Украинская каб(б)ала - [38]

Шрифт
Интервал

– Это Супчик Сергий Офиногенович! – благосклонно отрекомендовал писательский голова и потрепал мужчину по прикрытой черными волосами лысине. – Ловкая шельма!

Не имея в мыслях ничего дурного, я взял с большого блюда кусок рыбы и отправил в рот подошедшему. Пока он давился костями, не смея выразить протест, я поинтересовался у Бориса Петровича:

– Тоже поэт?

– Пер… пере… переводчик! – со свистом выкрикнул пан Супчик, выковыривая пальцами из горлянки рыбью кость.

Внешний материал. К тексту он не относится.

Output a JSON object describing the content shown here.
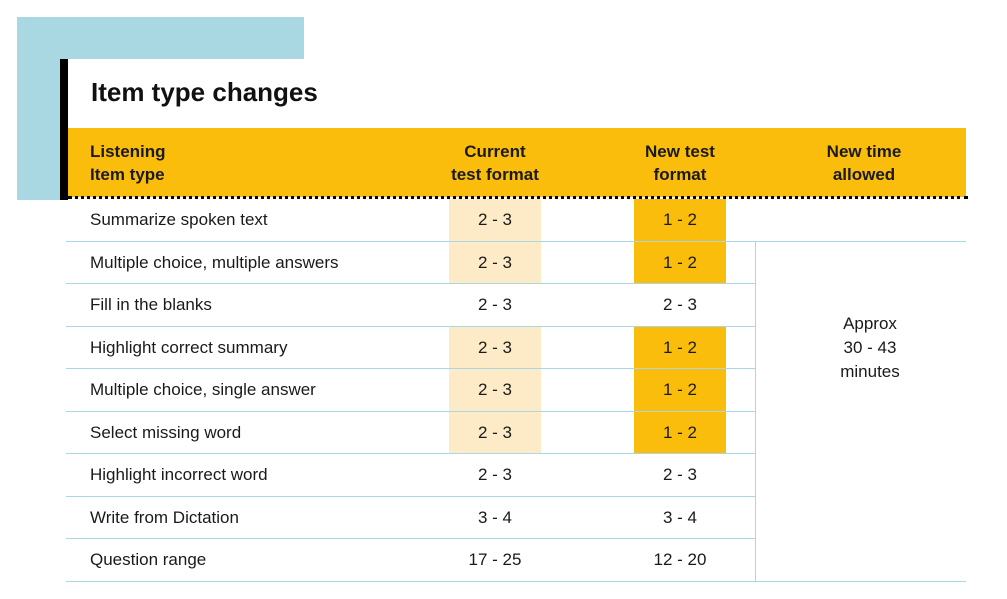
{
  "title": "Item type changes",
  "colors": {
    "accent_blue": "#a9d8e2",
    "header_orange": "#fbbd0b",
    "highlight_light": "#fdebc8",
    "divider": "#a9d8e2"
  },
  "header": {
    "col1": "Listening\nItem type",
    "col2": "Current\ntest format",
    "col3": "New test\nformat",
    "col4": "New time\nallowed"
  },
  "rows": [
    {
      "name": "Summarize spoken text",
      "current": "2 - 3",
      "new": "1 - 2",
      "changed": true
    },
    {
      "name": "Multiple choice, multiple answers",
      "current": "2 - 3",
      "new": "1 - 2",
      "changed": true
    },
    {
      "name": "Fill in the blanks",
      "current": "2 - 3",
      "new": "2 - 3",
      "changed": false
    },
    {
      "name": "Highlight correct summary",
      "current": "2 - 3",
      "new": "1 - 2",
      "changed": true
    },
    {
      "name": "Multiple choice, single answer",
      "current": "2 - 3",
      "new": "1 - 2",
      "changed": true
    },
    {
      "name": "Select missing word",
      "current": "2 - 3",
      "new": "1 - 2",
      "changed": true
    },
    {
      "name": "Highlight incorrect word",
      "current": "2 - 3",
      "new": "2 - 3",
      "changed": false
    },
    {
      "name": "Write from Dictation",
      "current": "3 - 4",
      "new": "3 - 4",
      "changed": false
    },
    {
      "name": "Question range",
      "current": "17 - 25",
      "new": "12 - 20",
      "changed": false
    }
  ],
  "time_note": "Approx\n30 - 43\nminutes"
}
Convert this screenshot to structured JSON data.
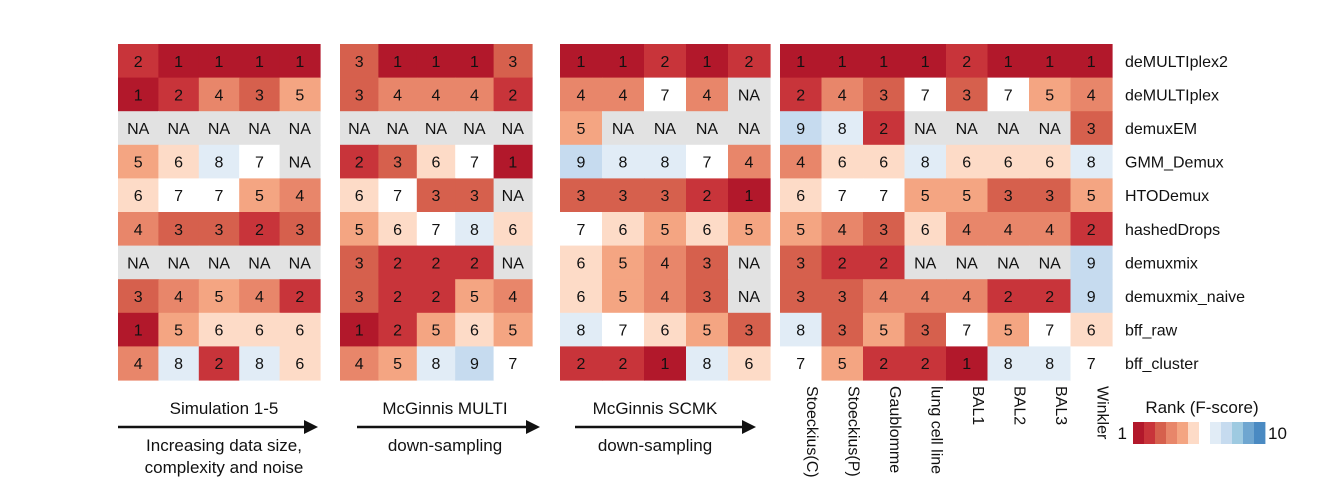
{
  "chart_data": {
    "type": "heatmap",
    "legend": {
      "title": "Rank (F-score)",
      "min_label": "1",
      "max_label": "10",
      "colors": [
        "#b2182b",
        "#c8343a",
        "#d6604d",
        "#e8866a",
        "#f4a582",
        "#fddbc7",
        "#ffffff",
        "#e1ecf6",
        "#c6dbef",
        "#9ecae1",
        "#6fa6d0",
        "#4a8ac2"
      ],
      "na_color": "#e2e2e2",
      "placement": "bottom-right"
    },
    "rows": [
      "deMULTIplex2",
      "deMULTIplex",
      "demuxEM",
      "GMM_Demux",
      "HTODemux",
      "hashedDrops",
      "demuxmix",
      "demuxmix_naive",
      "bff_raw",
      "bff_cluster"
    ],
    "blocks": [
      {
        "name": "simulation",
        "columns": [
          "1",
          "2",
          "3",
          "4",
          "5"
        ],
        "column_labels_shown": false,
        "caption": "Simulation 1-5",
        "arrow_caption": [
          "Increasing data size,",
          "complexity and noise"
        ],
        "values": [
          [
            "2",
            "1",
            "1",
            "1",
            "1"
          ],
          [
            "1",
            "2",
            "4",
            "3",
            "5"
          ],
          [
            "NA",
            "NA",
            "NA",
            "NA",
            "NA"
          ],
          [
            "5",
            "6",
            "8",
            "7",
            "NA"
          ],
          [
            "6",
            "7",
            "7",
            "5",
            "4"
          ],
          [
            "4",
            "3",
            "3",
            "2",
            "3"
          ],
          [
            "NA",
            "NA",
            "NA",
            "NA",
            "NA"
          ],
          [
            "3",
            "4",
            "5",
            "4",
            "2"
          ],
          [
            "1",
            "5",
            "6",
            "6",
            "6"
          ],
          [
            "4",
            "8",
            "2",
            "8",
            "6"
          ]
        ]
      },
      {
        "name": "mcginnis-multi",
        "columns": [
          "1",
          "2",
          "3",
          "4",
          "5"
        ],
        "column_labels_shown": false,
        "caption": "McGinnis MULTI",
        "arrow_caption": [
          "down-sampling"
        ],
        "values": [
          [
            "3",
            "1",
            "1",
            "1",
            "3"
          ],
          [
            "3",
            "4",
            "4",
            "4",
            "2"
          ],
          [
            "NA",
            "NA",
            "NA",
            "NA",
            "NA"
          ],
          [
            "2",
            "3",
            "6",
            "7",
            "1"
          ],
          [
            "6",
            "7",
            "3",
            "3",
            "NA"
          ],
          [
            "5",
            "6",
            "7",
            "8",
            "6"
          ],
          [
            "3",
            "2",
            "2",
            "2",
            "NA"
          ],
          [
            "3",
            "2",
            "2",
            "5",
            "4"
          ],
          [
            "1",
            "2",
            "5",
            "6",
            "5"
          ],
          [
            "4",
            "5",
            "8",
            "9",
            "7"
          ]
        ]
      },
      {
        "name": "mcginnis-scmk",
        "columns": [
          "1",
          "2",
          "3",
          "4",
          "5"
        ],
        "column_labels_shown": false,
        "caption": "McGinnis SCMK",
        "arrow_caption": [
          "down-sampling"
        ],
        "values": [
          [
            "1",
            "1",
            "2",
            "1",
            "2"
          ],
          [
            "4",
            "4",
            "7",
            "4",
            "NA"
          ],
          [
            "5",
            "NA",
            "NA",
            "NA",
            "NA"
          ],
          [
            "9",
            "8",
            "8",
            "7",
            "4"
          ],
          [
            "3",
            "3",
            "3",
            "2",
            "1"
          ],
          [
            "7",
            "6",
            "5",
            "6",
            "5"
          ],
          [
            "6",
            "5",
            "4",
            "3",
            "NA"
          ],
          [
            "6",
            "5",
            "4",
            "3",
            "NA"
          ],
          [
            "8",
            "7",
            "6",
            "5",
            "3"
          ],
          [
            "2",
            "2",
            "1",
            "8",
            "6"
          ]
        ]
      },
      {
        "name": "real-datasets",
        "columns": [
          "Stoeckius(C)",
          "Stoeckius(P)",
          "Gaublomme",
          "lung cell line",
          "BAL1",
          "BAL2",
          "BAL3",
          "Winkler"
        ],
        "column_labels_shown": true,
        "values": [
          [
            "1",
            "1",
            "1",
            "1",
            "2",
            "1",
            "1",
            "1"
          ],
          [
            "2",
            "4",
            "3",
            "7",
            "3",
            "7",
            "5",
            "4"
          ],
          [
            "9",
            "8",
            "2",
            "NA",
            "NA",
            "NA",
            "NA",
            "3"
          ],
          [
            "4",
            "6",
            "6",
            "8",
            "6",
            "6",
            "6",
            "8"
          ],
          [
            "6",
            "7",
            "7",
            "5",
            "5",
            "3",
            "3",
            "5"
          ],
          [
            "5",
            "4",
            "3",
            "6",
            "4",
            "4",
            "4",
            "2"
          ],
          [
            "3",
            "2",
            "2",
            "NA",
            "NA",
            "NA",
            "NA",
            "9"
          ],
          [
            "3",
            "3",
            "4",
            "4",
            "4",
            "2",
            "2",
            "9"
          ],
          [
            "8",
            "3",
            "5",
            "3",
            "7",
            "5",
            "7",
            "6"
          ],
          [
            "7",
            "5",
            "2",
            "2",
            "1",
            "8",
            "8",
            "7"
          ]
        ]
      }
    ]
  }
}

– Толмач! – расхохотался Мамуев и благосклонно потрепал клеврета по дряблой щеке. – Переводит моих бумагомарателей на редкие африканские языки! Пытается, так сказать, постигнуть суть арапской составляющей великого Пушкина! – Борис Петрович внимательно посмотрел на меня и зачем-то спросил: – Вы знаете, что их Пушкин был наполовину арапом? Дедушка был Ганнибал. Африканский адмирал! Слыхали?

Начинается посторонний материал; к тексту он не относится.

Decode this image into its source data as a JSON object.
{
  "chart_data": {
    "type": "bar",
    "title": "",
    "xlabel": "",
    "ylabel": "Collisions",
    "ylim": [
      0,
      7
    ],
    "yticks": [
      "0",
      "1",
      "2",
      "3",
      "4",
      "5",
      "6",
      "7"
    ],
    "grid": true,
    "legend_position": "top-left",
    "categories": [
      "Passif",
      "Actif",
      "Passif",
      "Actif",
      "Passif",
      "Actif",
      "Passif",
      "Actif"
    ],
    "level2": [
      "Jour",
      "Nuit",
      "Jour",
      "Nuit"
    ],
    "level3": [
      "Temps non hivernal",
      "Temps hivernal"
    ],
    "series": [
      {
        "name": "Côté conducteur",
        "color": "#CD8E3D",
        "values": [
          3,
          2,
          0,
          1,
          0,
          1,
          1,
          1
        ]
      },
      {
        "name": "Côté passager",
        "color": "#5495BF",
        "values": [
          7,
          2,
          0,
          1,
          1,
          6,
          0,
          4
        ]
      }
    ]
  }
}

И, не дав мне возразить, вновь запустил лапу в редкие волосы пана Супчика, который, не найдя свободный табурет, опустился на корточки и в таком положении глядел на нас снизу вверх, точно вышколенная домашняя болонка.

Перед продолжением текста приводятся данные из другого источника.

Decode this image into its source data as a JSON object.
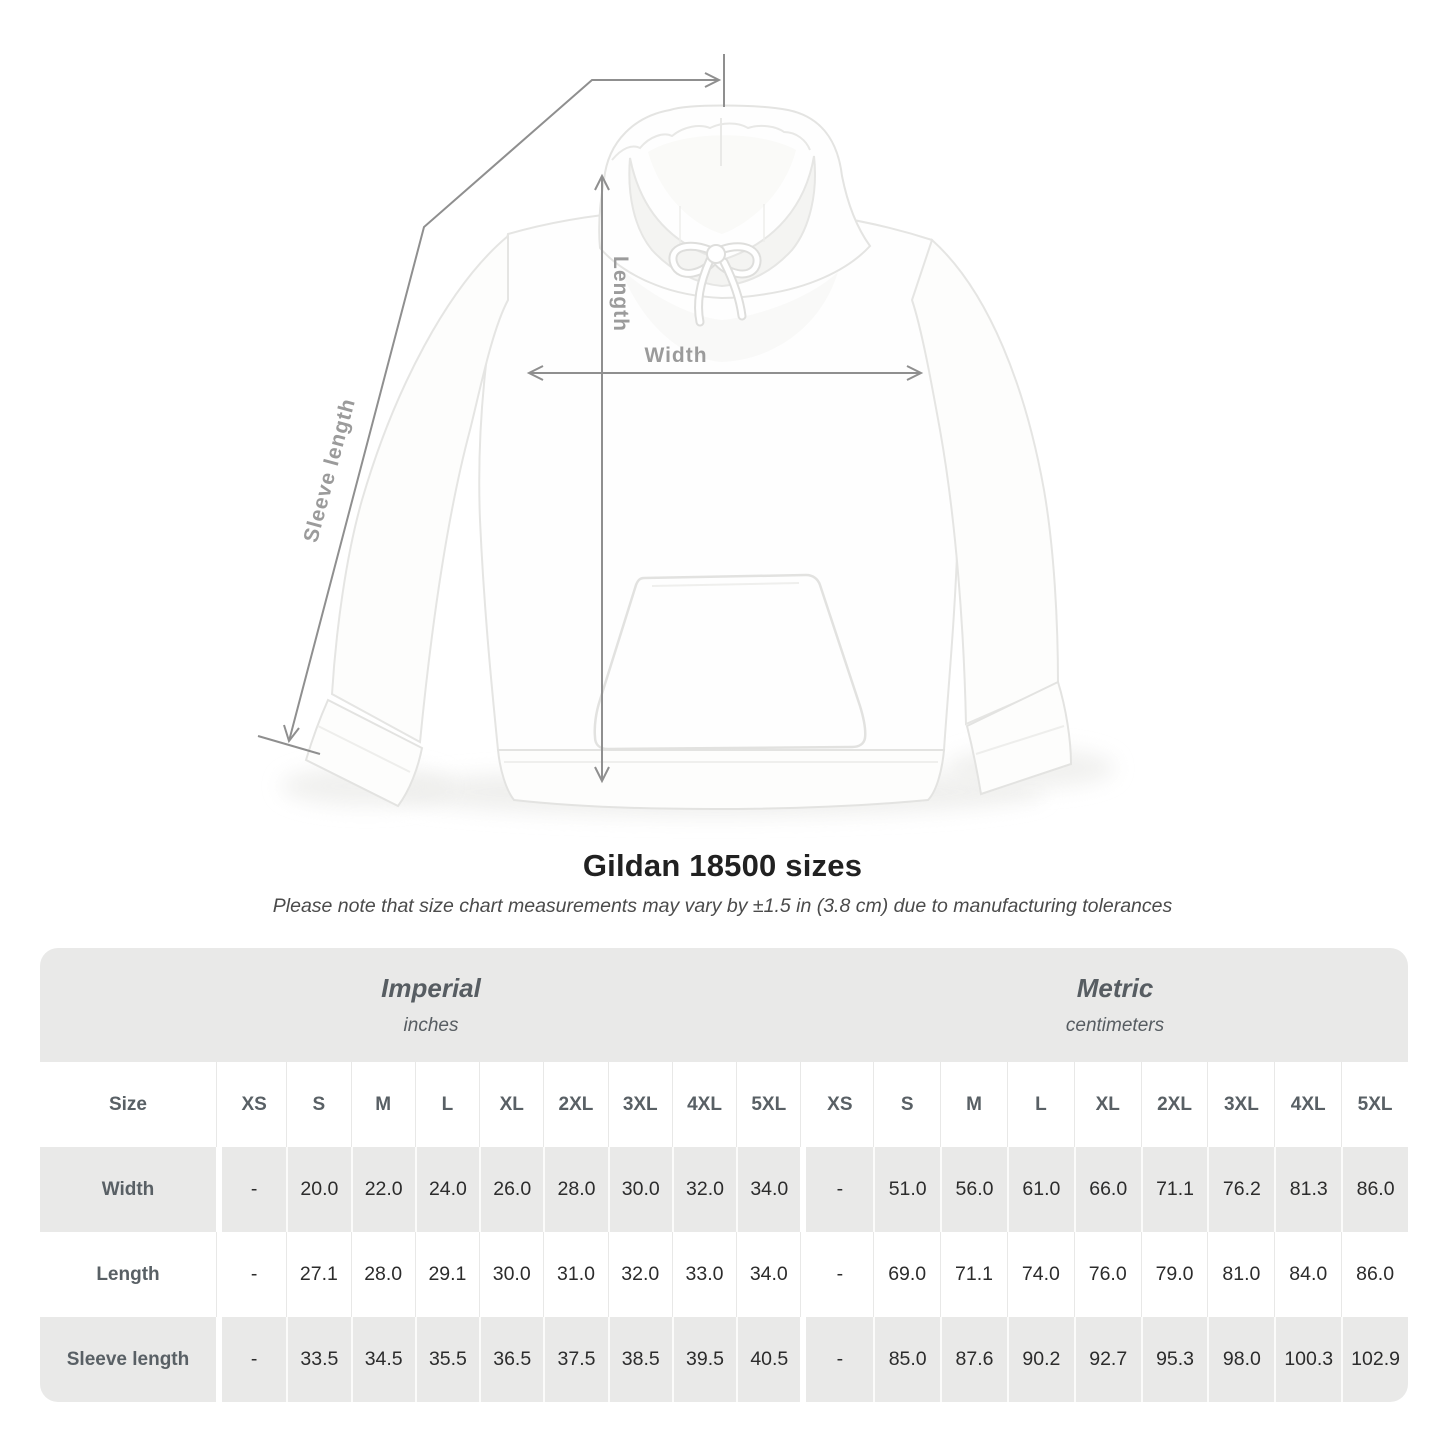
{
  "page": {
    "title": "Gildan 18500 sizes",
    "subtitle": "Please note that size chart measurements may vary by ±1.5 in (3.8 cm) due to manufacturing tolerances"
  },
  "diagram": {
    "illustration": "white pullover hoodie, front view",
    "length_label": "Length",
    "width_label": "Width",
    "sleeve_label": "Sleeve length"
  },
  "table": {
    "unit_groups": [
      {
        "name": "Imperial",
        "unit": "inches"
      },
      {
        "name": "Metric",
        "unit": "centimeters"
      }
    ],
    "size_label": "Size",
    "sizes": [
      "XS",
      "S",
      "M",
      "L",
      "XL",
      "2XL",
      "3XL",
      "4XL",
      "5XL"
    ],
    "rows": [
      {
        "label": "Width",
        "imperial": [
          "-",
          "20.0",
          "22.0",
          "24.0",
          "26.0",
          "28.0",
          "30.0",
          "32.0",
          "34.0"
        ],
        "metric": [
          "-",
          "51.0",
          "56.0",
          "61.0",
          "66.0",
          "71.1",
          "76.2",
          "81.3",
          "86.0"
        ]
      },
      {
        "label": "Length",
        "imperial": [
          "-",
          "27.1",
          "28.0",
          "29.1",
          "30.0",
          "31.0",
          "32.0",
          "33.0",
          "34.0"
        ],
        "metric": [
          "-",
          "69.0",
          "71.1",
          "74.0",
          "76.0",
          "79.0",
          "81.0",
          "84.0",
          "86.0"
        ]
      },
      {
        "label": "Sleeve length",
        "imperial": [
          "-",
          "33.5",
          "34.5",
          "35.5",
          "36.5",
          "37.5",
          "38.5",
          "39.5",
          "40.5"
        ],
        "metric": [
          "-",
          "85.0",
          "87.6",
          "90.2",
          "92.7",
          "95.3",
          "98.0",
          "100.3",
          "102.9"
        ]
      }
    ]
  },
  "colors": {
    "table_band_gray": "#e9e9e8",
    "row_label_text": "#596065",
    "value_text": "#2c2c2c",
    "measure_line": "#8f8f8f",
    "measure_label": "#9b9b9b"
  }
}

Рука Бориса Петровича переехала за ухо присевшего, отчего Сергий Офиногенович сладко жмурился и, как мне почудилось, тихонько скулил.

– А ведь он по дипломатической части служил! – сообщил Мамуев, и, похоже, удивился сему открытию. – Да-а, вот ведь как! Почти как их Грибоедов! С анфаса дипломат, а задним профилем писатель!

– «Горе от ума»! – вспомнил я и ласково посмотрел на Супчика, вообразив, что он и в самом деле служил по одному ведомству с российским драматургом.

– Да! – угодливо тявкнул Супчик и скорбно повторил: – Горе! Большое горе!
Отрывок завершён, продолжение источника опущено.